Even what has been created and given to all people on earth as a common property, like water, tends to be “privatied, turning it into a commodity subject to the laws of the market. Yet access to safe drinkable water is a basic and universal human right….But water continues to be wasted. Water poverty especially affects Africa where large sectors of the population…experience droughts which impede agricultural production. Unsafe water results in many deaths. Dysentery and cholera cause suffering and infant mortality.
“Water sources underground are threatened by pollution produced in mining, farming and industrial activities” ( Francis, Common Home, n. 29 f.)
Scarcity of water cannot be overcome by commercialising it. Providing safe drinking water is a duty of the State. The city must have a good system of water reticulation through pipes reaching everywhere. And using water economically is a task for all of us. Wasting water is a sin against the community. Water shortages may cause even military conflicts between nations, for example, Israel and her neighbours.
Brackish water and sewage have polluted the river Jordan which is so important for human life in the region.
Hydropolitics must ensure peace between nations relying on common water sources. Water is also vital for the production of energy, for example, the Kariba dam using the Zambezi for the benefit of Zambia and Zimbabwe.
We live because we breathe clean air, another vital ingredient of our environment. Burning grass- and bush land produces smoke that chokes us; the burning of coal and use of oil-based fuel in cars have a severe impact on the atmosphere in which we live.
Scientists present us with strong arguments for the harm done to us by such fuel consumption. Powerful industrial corporations defend this policy and deny that there is climate change.
Vehicles blow thousands of ton of carbon dioxide into the atmosphere, frustrating all attempts to control climate change (which admittedly has occurred before).
Leaders of nations and industrialists must accept responsibility. Playing the “blame game” will not help. The leaders must risk economic losses and reduced profits. But even a developing country like ours must face up to the dangers of pollution of the atmosphere and the resulting deterioration of our living condition. We owe this to our children and their children’s children.

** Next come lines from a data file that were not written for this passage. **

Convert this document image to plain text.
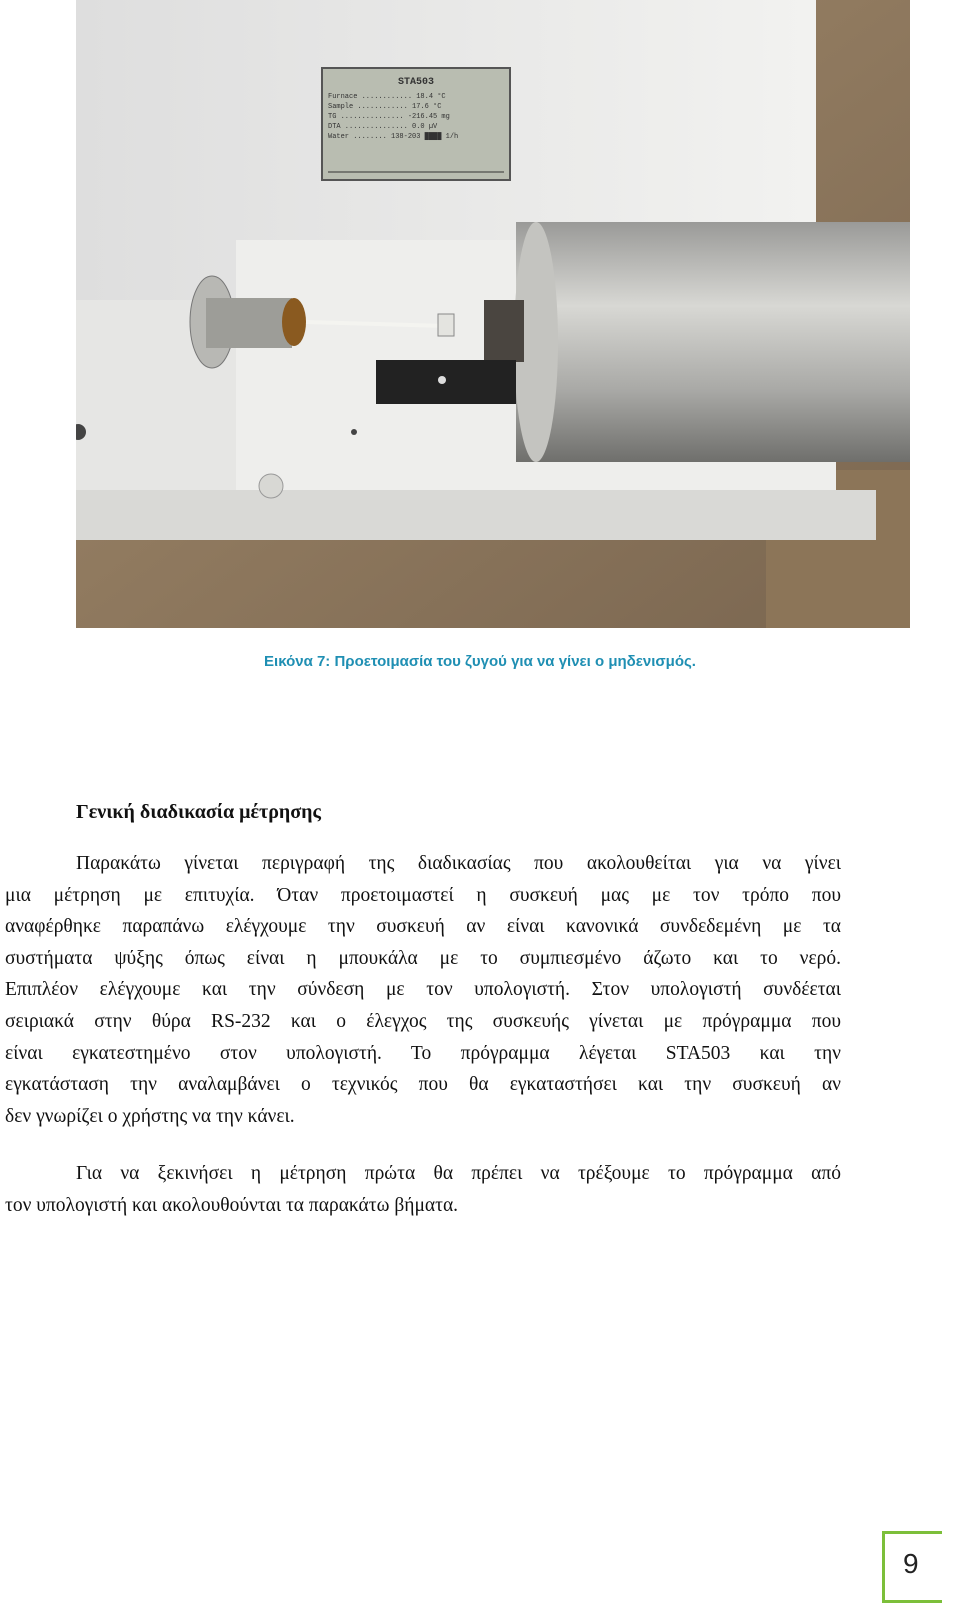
STA503
Furnace ............ 18.4 °C
Sample ............ 17.6 °C
TG ............... -216.45 mg
DTA ............... 0.0 µV
Water ........ 138-203 ████ 1/h
Εικόνα 7: Προετοιμασία του ζυγού για να γίνει ο μηδενισμός.
Γενική διαδικασία μέτρησης
Παρακάτω γίνεται περιγραφή της διαδικασίας που ακολουθείται για να γίνει
μια μέτρηση με επιτυχία. Όταν προετοιμαστεί η συσκευή μας με τον τρόπο που
αναφέρθηκε παραπάνω ελέγχουμε την συσκευή αν είναι κανονικά συνδεδεμένη με τα
συστήματα ψύξης όπως είναι η μπουκάλα με το συμπιεσμένο άζωτο και το νερό.
Επιπλέον ελέγχουμε και την σύνδεση με τον υπολογιστή. Στον υπολογιστή συνδέεται
σειριακά στην θύρα RS-232 και ο έλεγχος της συσκευής γίνεται με πρόγραμμα που
είναι εγκατεστημένο στον υπολογιστή. Το πρόγραμμα λέγεται STA503 και την
εγκατάσταση την αναλαμβάνει ο τεχνικός που θα εγκαταστήσει και την συσκευή αν
δεν γνωρίζει ο χρήστης να την κάνει.
Για να ξεκινήσει η μέτρηση πρώτα θα πρέπει να τρέξουμε το πρόγραμμα από
τον υπολογιστή και ακολουθούνται τα παρακάτω βήματα.
9
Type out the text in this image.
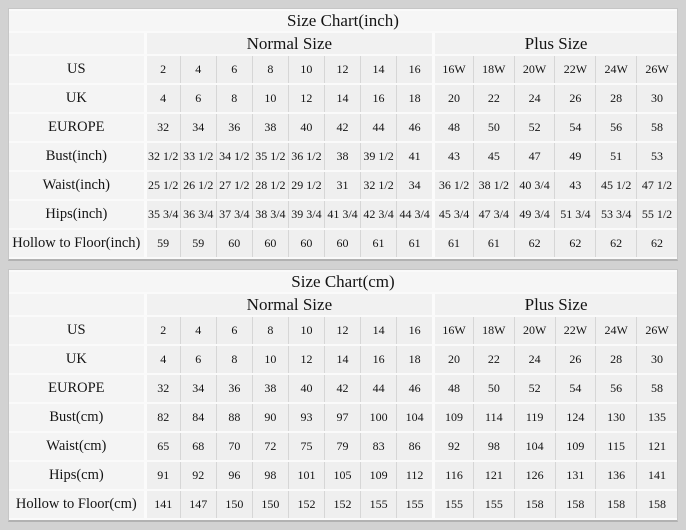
Size Chart(inch)														
	Normal Size								Plus Size					
US	2	4	6	8	10	12	14	16	16W	18W	20W	22W	24W	26W
UK	4	6	8	10	12	14	16	18	20	22	24	26	28	30
EUROPE	32	34	36	38	40	42	44	46	48	50	52	54	56	58
Bust(inch)	32 1/2	33 1/2	34 1/2	35 1/2	36 1/2	38	39 1/2	41	43	45	47	49	51	53
Waist(inch)	25 1/2	26 1/2	27 1/2	28 1/2	29 1/2	31	32 1/2	34	36 1/2	38 1/2	40 3/4	43	45 1/2	47 1/2
Hips(inch)	35 3/4	36 3/4	37 3/4	38 3/4	39 3/4	41 3/4	42 3/4	44 3/4	45 3/4	47 3/4	49 3/4	51 3/4	53 3/4	55 1/2
Hollow to Floor(inch)	59	59	60	60	60	60	61	61	61	61	62	62	62	62
Size Chart(cm)														
	Normal Size								Plus Size					
US	2	4	6	8	10	12	14	16	16W	18W	20W	22W	24W	26W
UK	4	6	8	10	12	14	16	18	20	22	24	26	28	30
EUROPE	32	34	36	38	40	42	44	46	48	50	52	54	56	58
Bust(cm)	82	84	88	90	93	97	100	104	109	114	119	124	130	135
Waist(cm)	65	68	70	72	75	79	83	86	92	98	104	109	115	121
Hips(cm)	91	92	96	98	101	105	109	112	116	121	126	131	136	141
Hollow to Floor(cm)	141	147	150	150	152	152	155	155	155	155	158	158	158	158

New industries are good news for the unemployed. But what price do we pay for them in terms of a polluted and degenerated environment? “The natural environment is a collective good, the patrimony of all humanity and the responsibility of everyone” (Francis, n. 95). There is nothing “private” about that.
Industrial investors from overseas may want to cut corners, and try to produce cheaply in developing countries, causing ecological harm which they would not tolerate in their own countries.
Thinking in terms of different nationalisms (“America must be great again”) is obsolete. The Earth is our common home. We are all interconnected, North and South and East and West, by the sea and big oceans.
What harms one is harmful also to all others. The melting of ice is raising sea levels and endangering people living along the coast or on islands. We aim at the common good and life for all, not just in our country, but universally for mother earth and all her children.
Fr Oskar Wermter SJ is a social commentator. He writes here in his personal capacity.